Astad spoke first about his journey in dance, how he had been lucky to have the support of his parents in his choice of career. They had no objection to his leaving for foreign shores on board a cargo ship equipped with only a backpack. In Europe, he came under the influence of Pina Bausch and though he had formal training in Kathak and Kathakali, he evolved his own dance vocabulary over time, integrating hasta mudras and some elements of his classical dance training. A performing artiste for more than 40 years, his work is rather minimalistic now but rasas still come through as he demonstrated through a presentation of bhakti rasa in ‘Aahavan.’

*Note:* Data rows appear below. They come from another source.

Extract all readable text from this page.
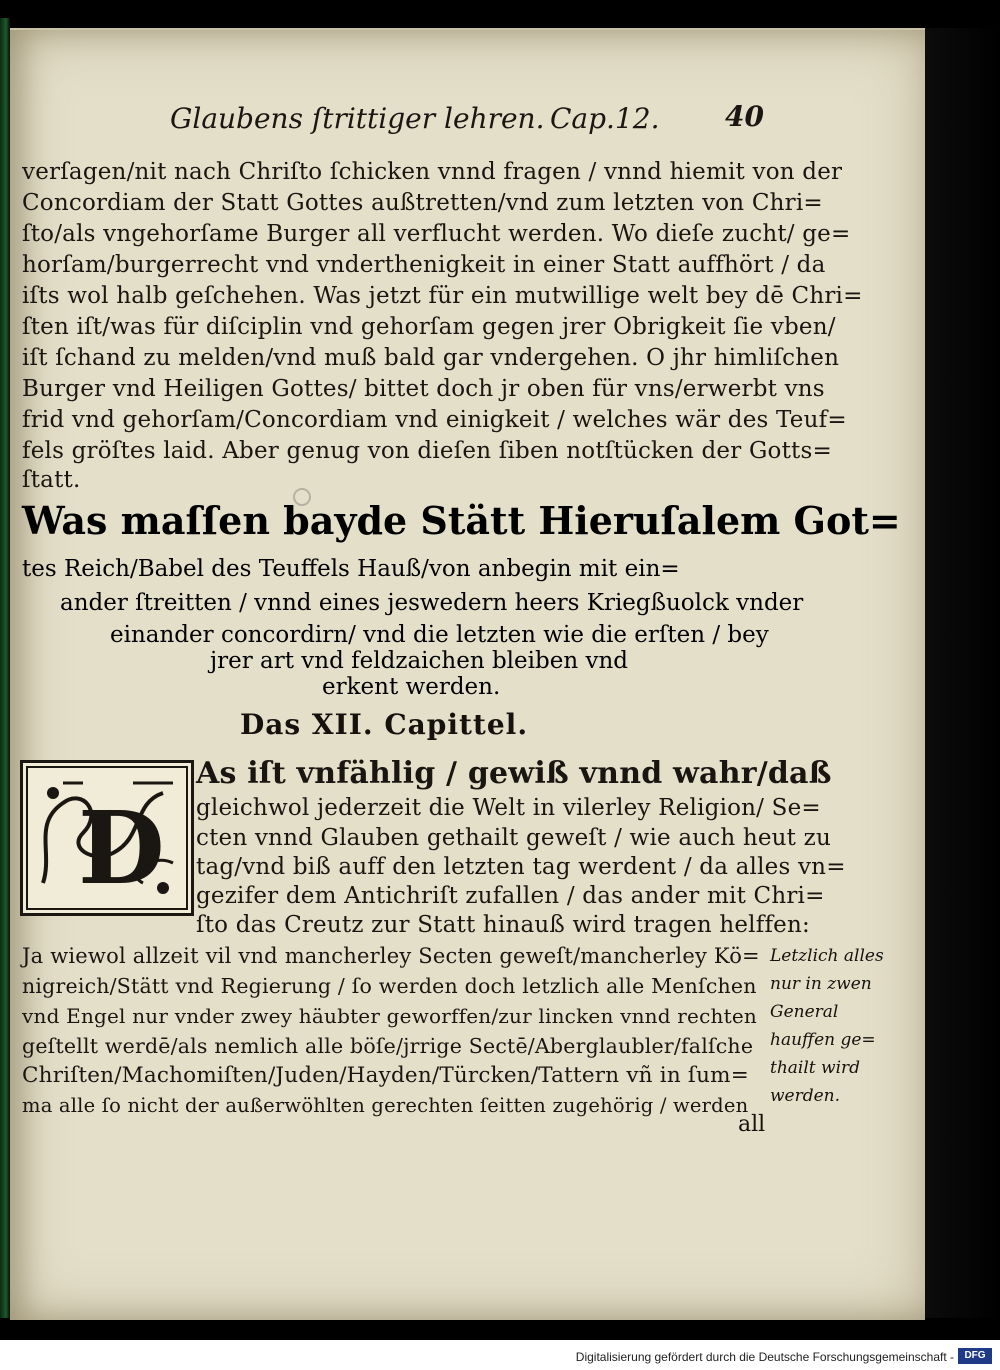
Glaubens ſtrittiger lehren. Cap.12. 40
verſagen/nit nach Chriſto ſchicken vnnd fragen / vnnd hiemit von der
Concordiam der Statt Gottes außtretten/vnd zum letzten von Chri=
ſto/als vngehorſame Burger all verflucht werden. Wo dieſe zucht/ ge=
horſam/burgerrecht vnd vnderthenigkeit in einer Statt auffhört / da
iſts wol halb geſchehen. Was jetzt für ein mutwillige welt bey dē Chri=
ſten iſt/was für diſciplin vnd gehorſam gegen jrer Obrigkeit ſie vben/
iſt ſchand zu melden/vnd muß bald gar vndergehen. O jhr himliſchen
Burger vnd Heiligen Gottes/ bittet doch jr oben für vns/erwerbt vns
frid vnd gehorſam/Concordiam vnd einigkeit / welches wär des Teuf=
fels gröſtes laid. Aber genug von dieſen ſiben notſtücken der Gotts=
ſtatt.
Was maſſen bayde Stätt Hieruſalem Got=
tes Reich/Babel des Teuffels Hauß/von anbegin mit ein=
ander ſtreitten / vnnd eines jeswedern heers Kriegßuolck vnder
einander concordirn/ vnd die letzten wie die erſten / bey
jrer art vnd feldzaichen bleiben vnd
erkent werden.
Das XII. Capittel.
D
As iſt vnfählig / gewiß vnnd wahr/daß
gleichwol jederzeit die Welt in vilerley Religion/ Se=
cten vnnd Glauben gethailt geweſt / wie auch heut zu
tag/vnd biß auff den letzten tag werdent / da alles vn=
gezifer dem Antichriſt zufallen / das ander mit Chri=
ſto das Creutz zur Statt hinauß wird tragen helffen:
Ja wiewol allzeit vil vnd mancherley Secten geweſt/mancherley Kö=
nigreich/Stätt vnd Regierung / ſo werden doch letzlich alle Menſchen
vnd Engel nur vnder zwey häubter geworffen/zur lincken vnnd rechten
geſtellt werdē/als nemlich alle böſe/jrrige Sectē/Aberglaubler/falſche
Chriſten/Machomiſten/Juden/Hayden/Türcken/Tattern vñ in ſum=
ma alle ſo nicht der außerwöhlten gerechten ſeitten zugehörig / werden
Letzlich alles
nur in zwen
General
hauffen ge=
thailt wird
werden.
all
Digitalisierung gefördert durch die Deutsche Forschungsgemeinschaft -	DFG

Astad said that it had been an uphill task for him then to get presenters to support his contemporary dance style, but now there are so many artistes performing contemporary dance to much acclaim. A majority of these dancers have a foundation in classical dance training. “Music plays an integral part in my works. Many a time, music is the kick off point for my choreography. Dance space is very important for me. I dance not only on the proscenium, but also in museums, plazas, water bodies and so on. I improvise in each space. It is through experience that you can make a space come alive through movement, and make that space a part of your performance.” Adapting to the available space, Astad performed ‘Stepping out’ which was originally done on 3 ladders each 30’ high! It was a pleasure to see the movements of his eyebrows (Kathakali training), the occasional slight smile on his face and the twirls as in Kathak. Needless to say, the audience was fascinated to witness such artistry at close quarters!
Stressing on the importance of light design for his works, Astad gave a brief account of his varied collaborations – with Drupad maestros the Gundecha Brothers, master puppeteer Dadi Pudumjee, the tang-ta artistes of Manipur whose movements fascinate him. His work with the deaf started with the mime artistes of Deaf Players of Kolkata that lasted for 14 years, then the girls of the Clarke School for the Deaf in Chennai with whose Bharatanatyam trained dancers, he presented ‘Contraposition’ based on the rasas, a record 75 times all over the world. To get the hearing impaired to dance in coordination, Astad devised the system of counting patterns. “There’s no room for pity. I am a perfectionist and a task master,” said Astad with a smile, much to everyone’s awe. His current work is with the street children of the Salaam Balak Trust in Delhi. When they came under Astad’s wing, they knew only Bollywood dance. But they have successfully performed ‘Breaking Boundaries’ (one would never guess that none of them are trained formally in dance!) and the latest production scheduled to tour is ‘Interpreting Tagore’ in which 8 performers of Salaam Balak Trust are part of the Astad Deboo Dance Company.
After this brief introduction, it was time for the Q and A session. How does he get the music for his productions? “I listen to a lot of music and I have been fortunate to work in Europe with musicians.” Does he have a particular teaching method? “I don’t really teach. I mentor. I work with the end result being a production. I work with modern trained dancers, deaf dancers, martial artistes and so on. Once I know what I have to work with, I train them for 6 to 18 months in my dance vocabulary and then work on the production.”
How does he choreograph? “As a choreographer, I need to have a vision, whether it is to be a solo, duet or a group composition.” Do his productions have a story or do they just comprise artistically choreographed movement sequences? “My productions do have story interwoven in the choreography. After working with Pina Bausch, I did ‘Mangalore Street’ based on a character called Joglekar.” Astad narrated the story line combined with mime, and even the youngest participants could follow the delightful theatrics.
After this entertaining session, it was time for the much awaited dance hour. The 21 rapt participants had to mirror Astad’s moves to soothing music and it was endearing to see the 4 young participants bravely keep pace with the grown-ups. A majority of the participants felt the movement session had a meditative quality to it and wanted more of it. “It was so meditative and an hour each day of such beautiful movements to such beautiful music is what one needs to get rid of the stress buildup of the day!”
For Astad, the workshop had been a great opportunity to interact with Indians who are dance practitioners outside India. Joyce Paul Poursabahian, the Artistic Director of Arpan, who is a performer / teacher of the Kalakshetra style, believes strongly that dance students born and brought up in the US as well as upcoming dancers should know how established dancers have evolved in their career and that is one reason why artistes are specially invited to speak about their artistic journey. “It is also important to be exposed to other dance styles apart from Bharatanatyam. All these will help in making one a complete dancer.”